Apache Spark 2.0.: new developments in the new version
This open source distributed computing platform includes some interesting improvements for the community: it has become 10 times faster than Spark 16 and comes with a unified API for the development of multi-purpose applications that work with real time data as well as with batches and interactive queries.
This is not the first time we have spoken about Apache Spark at BBVAOpen4U. We explained its main features when it was still an emerging technology and confirmed its absolute success when it elbowed its way into the market of Big Data applications as the fastest, most powerful, most scalable and most sustainable option. The launch of Version 2.0 confirms the great welcome by the community of developers and the enormous possibilities that it offers companies that use big data to obtain a competitive advantage.
Apache Spark is an open source distributed computing platform with a very active community; it is faster and cheaper to implement and maintain than its predecessors in the Hadoop environment, such as MapReduce; it is unified; it features an interactive console that is very convenient for developers and it also has a quite powerful API for working with data. It is the best option on the market because it provides data engineers and scientists with a tool that resolves any possible scenario involving automatic learning, graphic computing, data streaming and interactive query processing problems in real time and with all the necessary scalability to respond to needs.
The Apache Spark version 2.0 comes with some interesting features that make it an even more powerful tool to work with Big Data:
Apache Spark 2.0, faster than Spark and MapReduce
The arrival of Apache Spark revealed speed as one of the essential advantages of the new platform, based on the fact that Spark works in memory and not in disk. Caching the data makes the interaction with the data more efficient and faster. This applies not only to the original data, but to the subsequent transformation of that information. When the system needs the data, it does not need to call on the disk, it simply goes to the cache memory. It is estimated that Apache Spark is 100 times faster in memory and 10 times faster in disk than Apache Hadoop MapReduce.
Apache Spark 2.0 doesn't stop there. The new version has increased its data processing speed even more; this is also cache-based (integrated cache memory, in this case) as well as on code generation in execution time. It is estimated that the new version can be between 5 and 10 times faster than the 1.0 and subsequent versions of Apache Spark.
The APIs are unified in a single API
The spectacular added value of Apache Spark is real-time processing and analysis of big data. And what the community of developers started to demand from Spark administrators was a lunge ahead that involved real time data processing and combining that with other types of information analysis (working with batches on the one hand and interactive data querying on the other). So, Spark's second version has an API that gives developers the capacity to develop applications that combine real time, interactive and batch components.

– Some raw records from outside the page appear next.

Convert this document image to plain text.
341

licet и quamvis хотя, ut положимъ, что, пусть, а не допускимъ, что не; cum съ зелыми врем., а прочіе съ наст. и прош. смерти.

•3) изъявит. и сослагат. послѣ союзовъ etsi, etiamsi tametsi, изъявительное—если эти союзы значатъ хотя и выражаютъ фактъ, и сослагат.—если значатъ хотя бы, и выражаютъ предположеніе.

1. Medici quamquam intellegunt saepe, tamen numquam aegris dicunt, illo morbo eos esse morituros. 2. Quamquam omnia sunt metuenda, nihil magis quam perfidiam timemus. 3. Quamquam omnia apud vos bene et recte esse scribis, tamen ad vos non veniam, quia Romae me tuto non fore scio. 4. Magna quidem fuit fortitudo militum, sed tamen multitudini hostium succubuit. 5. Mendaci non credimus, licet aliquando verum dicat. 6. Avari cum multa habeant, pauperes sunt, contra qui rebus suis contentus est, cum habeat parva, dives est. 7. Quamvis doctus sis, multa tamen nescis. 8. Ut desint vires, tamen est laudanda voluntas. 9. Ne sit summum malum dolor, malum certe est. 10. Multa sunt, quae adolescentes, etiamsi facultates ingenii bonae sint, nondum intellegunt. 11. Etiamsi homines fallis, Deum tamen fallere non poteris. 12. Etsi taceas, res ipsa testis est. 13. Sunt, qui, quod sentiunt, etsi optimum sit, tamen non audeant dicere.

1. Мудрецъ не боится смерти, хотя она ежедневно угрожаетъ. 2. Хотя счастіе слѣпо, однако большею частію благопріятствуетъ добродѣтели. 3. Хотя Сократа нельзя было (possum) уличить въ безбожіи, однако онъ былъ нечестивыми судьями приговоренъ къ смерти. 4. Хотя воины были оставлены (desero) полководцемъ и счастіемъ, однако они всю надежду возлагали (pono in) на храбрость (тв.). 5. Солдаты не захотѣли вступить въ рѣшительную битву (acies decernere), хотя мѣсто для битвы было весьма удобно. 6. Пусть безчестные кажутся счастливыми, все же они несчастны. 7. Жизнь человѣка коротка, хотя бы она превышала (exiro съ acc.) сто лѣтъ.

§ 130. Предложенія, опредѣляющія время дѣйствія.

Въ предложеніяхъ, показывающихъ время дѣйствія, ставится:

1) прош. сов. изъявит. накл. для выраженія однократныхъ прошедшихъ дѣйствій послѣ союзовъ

To work with this integrated Apache Spark 2.0. API, the development equipment must configure data storage with ETL functions (Extraction, Transformation and Loading). This feature provides developers with web analysis via interactive queries in a specific session or, for example, the option of applying automatic learning to create efficient patterns by training with old sample data and then including more recent information.
The API DataFrame and API Datasets are unified in a single library to make it easier for developers to learn the necessary programming elements, especially in the two languages: Java and Scala. It is not available in syntax such as Python or R because its characteristics don't allow it.
Structured data streaming
This unified API includes new high-level structured streaming at the top of the Spark SQL engine. This is the feature that allows interactive batch querying (on static data in a database) or during streaming (real time querying of data flow between the source and database to prepare reports or monitor specific information, for example).
The idea is that developers can program "continuous applications"; in other words, applications that require a streaming engine but also integrating this with working with batches, interactive querying, external storage systems or any changes in business logic. We could say that Apache Spark 2.0 makes it easier for developers to program multi-purpose applications without the need to use several different programming models. This presents disadvantages for working with third party systems or providers, such as MySQL or Amazon S3 (Simple Storage Service).
Spark as a compilar
Spark project administrators have always expressed their concern for increasing its speed, even when it is already tremendously fast technology. The reason behind this requirement are the demands from the community itself, expressed in the periodic surveys held to improve the project. Spark 2.0 is 10 times faster than its predecessor Spark 1.6, because its developers have wiped it clean of non-essential tasks.
As stated by its administrators, most data engine cycles are dedicated to useless tasks such as calling virtual functions or reading and writing interim data in the cache. Optimizing use to avoid unnecessary CPU cycles is a big step.
Spark 2.0 is based on the second generation of the tungsten engine, which comes close to using the principles that govern the operations of modern compilers and MPP databases (massive parallel processing databases). How do they do it? They use the CPU registries to write the intermediate data and completely eliminate calls to virtual functions.